Why Lenders Carefully Consider Credit Score
Aside from having a good financial history and a low debt-to-income ratio, a credit score within the good to high range contributes greatly to a borrower securing lower mortgage rates. The main reason behind this is because of the simple fact that lenders want the assurance they’ll get their money back. Because of this, they favor individuals who have shown they can take full responsibility of their finances, particularly when it comes to repaying their debts.
Having a high credit score displays an individual’s capability to meet his/her financial obligations. This applies to past home loans, car loans, and credit cards. Lenders regard high credit scores as a type of evidence that borrowers will pay them back.
Where a Credit Score Comes From
Typically, credit scores are calculated using the FICO scoring model, which come from a person’s credit report. In the United States, the three major credit reporting bureaus include Experian, Equifax, and TransUnion.
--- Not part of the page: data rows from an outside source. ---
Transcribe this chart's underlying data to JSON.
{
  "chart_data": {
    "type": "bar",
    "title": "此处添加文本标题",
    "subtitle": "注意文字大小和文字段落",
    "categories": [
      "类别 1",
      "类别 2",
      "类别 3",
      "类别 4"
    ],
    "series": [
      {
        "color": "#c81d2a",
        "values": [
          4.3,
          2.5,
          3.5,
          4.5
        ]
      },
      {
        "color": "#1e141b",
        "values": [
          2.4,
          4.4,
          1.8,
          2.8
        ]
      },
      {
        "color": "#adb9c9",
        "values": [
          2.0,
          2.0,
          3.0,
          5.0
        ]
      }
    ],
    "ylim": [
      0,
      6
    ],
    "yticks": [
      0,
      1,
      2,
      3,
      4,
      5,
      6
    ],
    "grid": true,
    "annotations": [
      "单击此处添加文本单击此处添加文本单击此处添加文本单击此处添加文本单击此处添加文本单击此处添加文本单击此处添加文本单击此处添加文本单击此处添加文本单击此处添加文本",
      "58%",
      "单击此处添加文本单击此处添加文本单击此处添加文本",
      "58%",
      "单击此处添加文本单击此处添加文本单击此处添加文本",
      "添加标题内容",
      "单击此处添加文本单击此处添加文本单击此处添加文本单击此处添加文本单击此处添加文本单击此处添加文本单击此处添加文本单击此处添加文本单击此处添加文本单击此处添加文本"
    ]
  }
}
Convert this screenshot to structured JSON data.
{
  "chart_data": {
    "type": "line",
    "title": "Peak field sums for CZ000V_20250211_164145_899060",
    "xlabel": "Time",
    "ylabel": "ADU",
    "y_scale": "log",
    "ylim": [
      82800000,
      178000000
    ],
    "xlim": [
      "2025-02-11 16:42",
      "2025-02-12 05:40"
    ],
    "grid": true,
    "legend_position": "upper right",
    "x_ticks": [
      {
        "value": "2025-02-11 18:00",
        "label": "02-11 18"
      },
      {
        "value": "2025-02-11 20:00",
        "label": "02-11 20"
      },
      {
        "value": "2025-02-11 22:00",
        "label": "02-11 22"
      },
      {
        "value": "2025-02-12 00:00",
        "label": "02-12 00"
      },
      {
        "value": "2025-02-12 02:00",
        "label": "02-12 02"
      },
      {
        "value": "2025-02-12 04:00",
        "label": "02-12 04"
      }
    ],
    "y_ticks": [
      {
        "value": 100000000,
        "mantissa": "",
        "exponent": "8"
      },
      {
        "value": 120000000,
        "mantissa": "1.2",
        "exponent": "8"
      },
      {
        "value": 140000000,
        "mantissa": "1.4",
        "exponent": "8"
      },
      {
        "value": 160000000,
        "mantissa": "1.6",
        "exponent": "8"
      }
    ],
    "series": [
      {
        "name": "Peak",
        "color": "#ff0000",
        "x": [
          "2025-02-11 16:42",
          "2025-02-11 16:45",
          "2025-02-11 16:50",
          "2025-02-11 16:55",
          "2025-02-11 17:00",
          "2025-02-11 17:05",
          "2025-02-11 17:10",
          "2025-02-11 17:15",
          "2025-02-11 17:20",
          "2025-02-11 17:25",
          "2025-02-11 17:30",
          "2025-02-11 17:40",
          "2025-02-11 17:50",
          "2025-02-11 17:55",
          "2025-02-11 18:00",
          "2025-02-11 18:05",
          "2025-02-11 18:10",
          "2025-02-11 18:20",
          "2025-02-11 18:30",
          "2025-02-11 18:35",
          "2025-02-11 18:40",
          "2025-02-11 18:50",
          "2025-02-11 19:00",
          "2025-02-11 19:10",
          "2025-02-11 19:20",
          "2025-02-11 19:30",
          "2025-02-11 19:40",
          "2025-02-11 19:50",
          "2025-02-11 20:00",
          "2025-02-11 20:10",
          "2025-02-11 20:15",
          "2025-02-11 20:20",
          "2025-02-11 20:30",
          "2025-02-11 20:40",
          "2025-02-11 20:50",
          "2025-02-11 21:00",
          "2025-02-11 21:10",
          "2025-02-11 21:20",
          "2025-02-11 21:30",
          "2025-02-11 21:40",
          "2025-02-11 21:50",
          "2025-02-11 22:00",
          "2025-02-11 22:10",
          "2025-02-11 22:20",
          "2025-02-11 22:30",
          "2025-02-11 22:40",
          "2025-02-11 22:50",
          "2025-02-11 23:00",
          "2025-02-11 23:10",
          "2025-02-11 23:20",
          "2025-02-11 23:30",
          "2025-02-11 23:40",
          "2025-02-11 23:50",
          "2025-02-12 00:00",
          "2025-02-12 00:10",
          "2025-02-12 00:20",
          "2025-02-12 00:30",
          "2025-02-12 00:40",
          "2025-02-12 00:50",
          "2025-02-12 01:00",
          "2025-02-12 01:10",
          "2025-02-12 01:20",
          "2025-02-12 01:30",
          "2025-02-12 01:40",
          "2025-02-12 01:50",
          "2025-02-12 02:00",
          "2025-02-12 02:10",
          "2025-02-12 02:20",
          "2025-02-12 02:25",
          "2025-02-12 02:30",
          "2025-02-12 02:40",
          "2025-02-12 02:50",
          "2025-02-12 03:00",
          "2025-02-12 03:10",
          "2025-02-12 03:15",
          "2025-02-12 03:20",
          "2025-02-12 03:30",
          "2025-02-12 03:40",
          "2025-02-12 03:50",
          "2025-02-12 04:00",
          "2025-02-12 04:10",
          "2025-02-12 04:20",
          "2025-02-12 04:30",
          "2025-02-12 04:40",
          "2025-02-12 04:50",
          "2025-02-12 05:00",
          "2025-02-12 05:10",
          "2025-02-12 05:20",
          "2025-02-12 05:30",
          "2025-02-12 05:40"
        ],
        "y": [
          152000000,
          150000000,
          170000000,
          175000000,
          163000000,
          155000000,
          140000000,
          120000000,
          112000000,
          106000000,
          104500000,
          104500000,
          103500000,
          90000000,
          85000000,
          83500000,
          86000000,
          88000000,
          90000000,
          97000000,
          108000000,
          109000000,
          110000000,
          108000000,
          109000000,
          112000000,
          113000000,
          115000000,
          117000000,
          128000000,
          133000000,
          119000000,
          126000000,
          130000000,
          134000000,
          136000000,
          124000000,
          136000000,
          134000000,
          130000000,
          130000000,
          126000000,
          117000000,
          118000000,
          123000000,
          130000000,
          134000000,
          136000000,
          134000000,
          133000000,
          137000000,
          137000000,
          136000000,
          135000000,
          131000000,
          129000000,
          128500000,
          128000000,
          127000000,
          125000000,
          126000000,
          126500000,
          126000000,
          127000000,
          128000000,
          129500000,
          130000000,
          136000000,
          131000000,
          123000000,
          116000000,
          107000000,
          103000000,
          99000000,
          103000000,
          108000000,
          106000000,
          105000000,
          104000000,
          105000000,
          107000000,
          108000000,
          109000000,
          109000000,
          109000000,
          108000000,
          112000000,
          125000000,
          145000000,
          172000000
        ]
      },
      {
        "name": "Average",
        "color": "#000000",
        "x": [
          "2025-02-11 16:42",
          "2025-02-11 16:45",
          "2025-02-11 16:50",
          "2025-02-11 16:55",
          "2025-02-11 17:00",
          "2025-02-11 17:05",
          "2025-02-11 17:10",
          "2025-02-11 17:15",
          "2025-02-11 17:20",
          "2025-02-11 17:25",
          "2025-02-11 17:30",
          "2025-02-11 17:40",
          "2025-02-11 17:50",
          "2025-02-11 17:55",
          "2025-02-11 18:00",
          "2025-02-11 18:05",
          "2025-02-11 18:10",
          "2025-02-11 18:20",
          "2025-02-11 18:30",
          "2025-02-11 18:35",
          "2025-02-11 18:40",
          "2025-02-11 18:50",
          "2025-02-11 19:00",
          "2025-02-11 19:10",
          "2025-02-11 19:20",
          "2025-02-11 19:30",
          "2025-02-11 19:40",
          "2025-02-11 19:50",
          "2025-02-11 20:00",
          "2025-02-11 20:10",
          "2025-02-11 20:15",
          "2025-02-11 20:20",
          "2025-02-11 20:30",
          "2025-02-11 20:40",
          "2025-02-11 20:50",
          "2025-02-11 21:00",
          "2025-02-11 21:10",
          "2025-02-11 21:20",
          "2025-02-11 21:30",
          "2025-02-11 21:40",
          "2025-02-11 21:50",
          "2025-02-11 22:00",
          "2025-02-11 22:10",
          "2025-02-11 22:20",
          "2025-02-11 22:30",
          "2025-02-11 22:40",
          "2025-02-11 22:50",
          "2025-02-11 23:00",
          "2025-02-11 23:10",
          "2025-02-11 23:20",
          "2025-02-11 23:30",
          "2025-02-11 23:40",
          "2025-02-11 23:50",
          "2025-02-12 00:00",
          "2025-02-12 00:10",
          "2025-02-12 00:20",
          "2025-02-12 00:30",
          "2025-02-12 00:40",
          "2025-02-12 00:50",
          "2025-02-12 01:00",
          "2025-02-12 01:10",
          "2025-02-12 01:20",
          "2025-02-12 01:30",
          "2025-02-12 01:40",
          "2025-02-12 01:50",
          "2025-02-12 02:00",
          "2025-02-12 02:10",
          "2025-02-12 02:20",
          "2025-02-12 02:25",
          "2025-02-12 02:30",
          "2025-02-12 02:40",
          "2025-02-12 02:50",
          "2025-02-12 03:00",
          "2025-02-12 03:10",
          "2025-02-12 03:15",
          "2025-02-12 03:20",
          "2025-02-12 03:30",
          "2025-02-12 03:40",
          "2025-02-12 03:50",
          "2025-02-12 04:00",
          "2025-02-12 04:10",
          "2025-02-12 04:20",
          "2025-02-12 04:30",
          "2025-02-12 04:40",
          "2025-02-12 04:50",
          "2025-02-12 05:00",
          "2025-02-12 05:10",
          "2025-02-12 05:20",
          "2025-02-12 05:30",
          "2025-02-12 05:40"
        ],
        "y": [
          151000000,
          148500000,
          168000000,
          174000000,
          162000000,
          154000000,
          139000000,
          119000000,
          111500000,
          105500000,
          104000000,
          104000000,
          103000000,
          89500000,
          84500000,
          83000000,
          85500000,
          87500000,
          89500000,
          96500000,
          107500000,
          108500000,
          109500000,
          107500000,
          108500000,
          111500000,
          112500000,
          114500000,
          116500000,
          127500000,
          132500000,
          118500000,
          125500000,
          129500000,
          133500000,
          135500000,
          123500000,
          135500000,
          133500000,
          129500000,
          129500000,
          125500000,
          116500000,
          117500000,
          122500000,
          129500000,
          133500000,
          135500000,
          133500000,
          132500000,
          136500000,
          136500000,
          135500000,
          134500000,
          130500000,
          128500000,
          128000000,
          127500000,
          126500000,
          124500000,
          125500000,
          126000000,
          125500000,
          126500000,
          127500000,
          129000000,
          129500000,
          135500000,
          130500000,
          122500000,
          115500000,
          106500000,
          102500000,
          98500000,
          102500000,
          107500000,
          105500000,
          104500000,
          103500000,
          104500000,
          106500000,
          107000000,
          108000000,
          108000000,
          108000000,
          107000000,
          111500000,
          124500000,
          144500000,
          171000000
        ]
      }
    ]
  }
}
Lenders obtain pertinent information through these reports, such as loan history and payment habits.
Credit Score Strongly Influences Home Loan Qualification
An applicant’s credit score can determine whether he/she qualifies for a mortgage. Even if a borrower has enough income and assets, if he/she has a poor credit score, the lender can still reject the loan application. Even if people do qualify, they most likely will have to face the consequences of higher interest rates.
Credit Score Ranges
A credit score qualifies as “excellent” if it reaches 720 or higher. A score below this but still within the 700 range qualifies as “good,” while ratings within the 680 is still considered “good.” Scores within these ranges warrant good interest rates. However, a borrower whose credit score is below average or somewhere around 640 or lower will already find it hard to secure a traditional mortgage from loan lending companies.
This is why experts strongly recommend borrowers to polish their credit scores first and do what they can to improve it before applying for a mortgage. Even a slight increase can already help home buyers find a loan with a lower interest rate.